Go Whole Wheat: This is the easiest swap. Whole wheat pasta retains the bran and germ, offering significantly more fiber and nutrients (like iron and magnesium) than regular white pasta. It cooks in roughly the same time as regular pasta.
Pile on the Veggies: The more non-starchy vegetables, the better! They add fiber, vitamins, minerals, and vibrant color. Prep them while the pasta cooks. Think cucumbers, tomatoes, olive varieties, and bell peppers.
Homemade Vinaigrette: Ditch the heavy, sugary store-bought dressings. Whisk together good quality extra virgin olive oil, red wine vinegar (or fresh lemon juice for brightness), minced garlic, dried oregano, basil, a pinch of salt, and pepper. You can also add a touch of Dijon mustard for emulsification and flavor. This allows you to control the quality of ingredients and amount of oil. Lean heavily on fresh herbs like basil, parsley, and oregano to infuse flavor without excess oil.
Adding Lean Protein: Protein sources help make the salad more satisfying and balances the meal. Try adding chickpeas, cannellini beans, fresh mozzarella, or lean chicken.
Top with Nuts: Nuts are great for adding texture and nutrients, without much effort. Toasted Pine Nuts offer healthy fats and a satisfying crunch. Toast them lightly in a dry pan for a few minutes while the pasta cooks
Ingredients for Dressing:
- 1/4 cup slivered red onion
- 2 tablespoons lemon juice, plus more to taste
- 2 tablespoons white or read vinegar, plus more to taste
- 1/4 cup extra virgin olive oil
- 1 pinch dirend oregano
- 1 pinch crushed red pepper flakes
- 1 teaspoon salt
Ingredientes for Salad:
- 2 cups cooked pasta ( I use fusilli, but it’s whatever you like)
- 1 cup cooked or cured meats (salami, prosciutto, chicken, or even turkey pepperoni) I like to use a mix
- 1 cup olives (kalamata or catelvetrano, just leave out the pit)

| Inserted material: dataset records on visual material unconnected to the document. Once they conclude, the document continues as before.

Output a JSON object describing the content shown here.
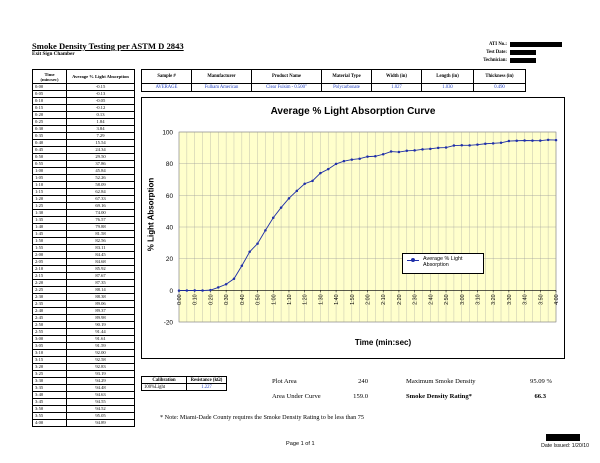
{
  "header": {
    "title": "Smoke Density Testing per ASTM D 2843",
    "subtitle": "Exit Sign Chamber",
    "meta": [
      {
        "label": "ATI No.:"
      },
      {
        "label": "Test Date:"
      },
      {
        "label": "Technician:"
      }
    ]
  },
  "time_table": {
    "col_time": "Time (min:sec)",
    "col_avg": "Average % Light Absorption",
    "rows": [
      [
        "0:00",
        "-0.15"
      ],
      [
        "0:05",
        "-0.13"
      ],
      [
        "0:10",
        "-0.05"
      ],
      [
        "0:15",
        "-0.12"
      ],
      [
        "0:20",
        "0.13"
      ],
      [
        "0:25",
        "1.84"
      ],
      [
        "0:30",
        "3.84"
      ],
      [
        "0:35",
        "7.29"
      ],
      [
        "0:40",
        "15.54"
      ],
      [
        "0:45",
        "24.34"
      ],
      [
        "0:50",
        "29.50"
      ],
      [
        "0:55",
        "37.86"
      ],
      [
        "1:00",
        "45.84"
      ],
      [
        "1:05",
        "52.26"
      ],
      [
        "1:10",
        "58.09"
      ],
      [
        "1:15",
        "62.84"
      ],
      [
        "1:20",
        "67.33"
      ],
      [
        "1:25",
        "69.16"
      ],
      [
        "1:30",
        "74.00"
      ],
      [
        "1:35",
        "76.57"
      ],
      [
        "1:40",
        "79.88"
      ],
      [
        "1:45",
        "81.58"
      ],
      [
        "1:50",
        "82.56"
      ],
      [
        "1:55",
        "83.11"
      ],
      [
        "2:00",
        "84.45"
      ],
      [
        "2:05",
        "84.68"
      ],
      [
        "2:10",
        "85.92"
      ],
      [
        "2:15",
        "87.67"
      ],
      [
        "2:20",
        "87.35"
      ],
      [
        "2:25",
        "88.14"
      ],
      [
        "2:30",
        "88.38"
      ],
      [
        "2:35",
        "89.06"
      ],
      [
        "2:40",
        "89.37"
      ],
      [
        "2:45",
        "89.98"
      ],
      [
        "2:50",
        "90.19"
      ],
      [
        "2:55",
        "91.44"
      ],
      [
        "3:00",
        "91.61"
      ],
      [
        "3:05",
        "91.59"
      ],
      [
        "3:10",
        "92.00"
      ],
      [
        "3:15",
        "92.58"
      ],
      [
        "3:20",
        "92.83"
      ],
      [
        "3:25",
        "93.19"
      ],
      [
        "3:30",
        "94.29"
      ],
      [
        "3:35",
        "94.48"
      ],
      [
        "3:40",
        "94.63"
      ],
      [
        "3:45",
        "94.55"
      ],
      [
        "3:50",
        "94.52"
      ],
      [
        "3:55",
        "95.05"
      ],
      [
        "4:00",
        "94.89"
      ]
    ]
  },
  "sample": {
    "headers": [
      "Sample #",
      "Manufacturer",
      "Product Name",
      "Material Type",
      "Width (in)",
      "Length (in)",
      "Thickness (in)"
    ],
    "values": [
      "AVERAGE",
      "Fulham American",
      "Clear Fulsim - 0.500\"",
      "Polycarbonate",
      "1.027",
      "1.030",
      "0.490"
    ]
  },
  "chart_data": {
    "type": "line",
    "title": "Average % Light Absorption Curve",
    "xlabel": "Time (min:sec)",
    "ylabel": "% Light Absorption",
    "ylim": [
      -20,
      100
    ],
    "yticks": [
      -20,
      0,
      20,
      40,
      60,
      80,
      100
    ],
    "grid": true,
    "legend_position": "right",
    "series": [
      {
        "name": "Average % Light Absorption",
        "color": "#1f2fa8",
        "values": [
          -0.15,
          -0.13,
          -0.05,
          -0.12,
          0.13,
          1.84,
          3.84,
          7.29,
          15.54,
          24.34,
          29.5,
          37.86,
          45.84,
          52.26,
          58.09,
          62.84,
          67.33,
          69.16,
          74.0,
          76.57,
          79.88,
          81.58,
          82.56,
          83.11,
          84.45,
          84.68,
          85.92,
          87.67,
          87.35,
          88.14,
          88.38,
          89.06,
          89.37,
          89.98,
          90.19,
          91.44,
          91.61,
          91.59,
          92.0,
          92.58,
          92.83,
          93.19,
          94.29,
          94.48,
          94.63,
          94.55,
          94.52,
          95.05,
          94.89
        ]
      }
    ],
    "x": [
      "0:00",
      "0:05",
      "0:10",
      "0:15",
      "0:20",
      "0:25",
      "0:30",
      "0:35",
      "0:40",
      "0:45",
      "0:50",
      "0:55",
      "1:00",
      "1:05",
      "1:10",
      "1:15",
      "1:20",
      "1:25",
      "1:30",
      "1:35",
      "1:40",
      "1:45",
      "1:50",
      "1:55",
      "2:00",
      "2:05",
      "2:10",
      "2:15",
      "2:20",
      "2:25",
      "2:30",
      "2:35",
      "2:40",
      "2:45",
      "2:50",
      "2:55",
      "3:00",
      "3:05",
      "3:10",
      "3:15",
      "3:20",
      "3:25",
      "3:30",
      "3:35",
      "3:40",
      "3:45",
      "3:50",
      "3:55",
      "4:00"
    ],
    "xtick_labels": [
      "0:00",
      "0:10",
      "0:20",
      "0:30",
      "0:40",
      "0:50",
      "1:00",
      "1:10",
      "1:20",
      "1:30",
      "1:40",
      "1:50",
      "2:00",
      "2:10",
      "2:20",
      "2:30",
      "2:40",
      "2:50",
      "3:00",
      "3:10",
      "3:20",
      "3:30",
      "3:40",
      "3:50",
      "4:00"
    ],
    "plot_bg": "#ffffcc"
  },
  "calibration": {
    "header_left": "Calibration",
    "header_right": "Resistance (kΩ)",
    "row_left": "100%Light",
    "row_right": "1.227"
  },
  "results": {
    "plot_area_label": "Plot Area",
    "plot_area_value": "240",
    "area_under_label": "Area Under Curve",
    "area_under_value": "159.0",
    "max_density_label": "Maximum Smoke Density",
    "max_density_value": "95.09 %",
    "rating_label": "Smoke Density Rating*",
    "rating_value": "66.3"
  },
  "note": "* Note:  Miami-Dade County requires the Smoke Density Rating to be less than 75",
  "footer": {
    "page": "Page 1 of 1",
    "date_issued": "Date Issued: 1/20/10"
  }
}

- 2 cups of leavy greens and herbs (parsley or arugula if you like to add a peppery taste)
Instructions:
- Pickle the Onion: Do a quick pickle by combining the red onion with the lemon juice and vinegar in a small bowl for about 5 minutes.
- Build the Base: Meanwhile, combine the pasta, meat, and olives in your serving dish.
- Create the Dressing: Add the remaining dressing ingredients to the onions, and stir.
- Mix it All Together: Pour the dressing over the pasta and fold in the greens or herbs of your choice. Adjust the salt and levels of vinegar and lemon juice to taste.
Tips:
- Depending on the protein you choose, you might not have to add too much salt. Cured meats like prosciutto and even some cheeses like feta are salty, so you won’t have to add salt too much when using those.
- I also save a little pasta water to help cut down on the amount of dressing I need. I mix it into the dressing to help it coat and stick to the pasta.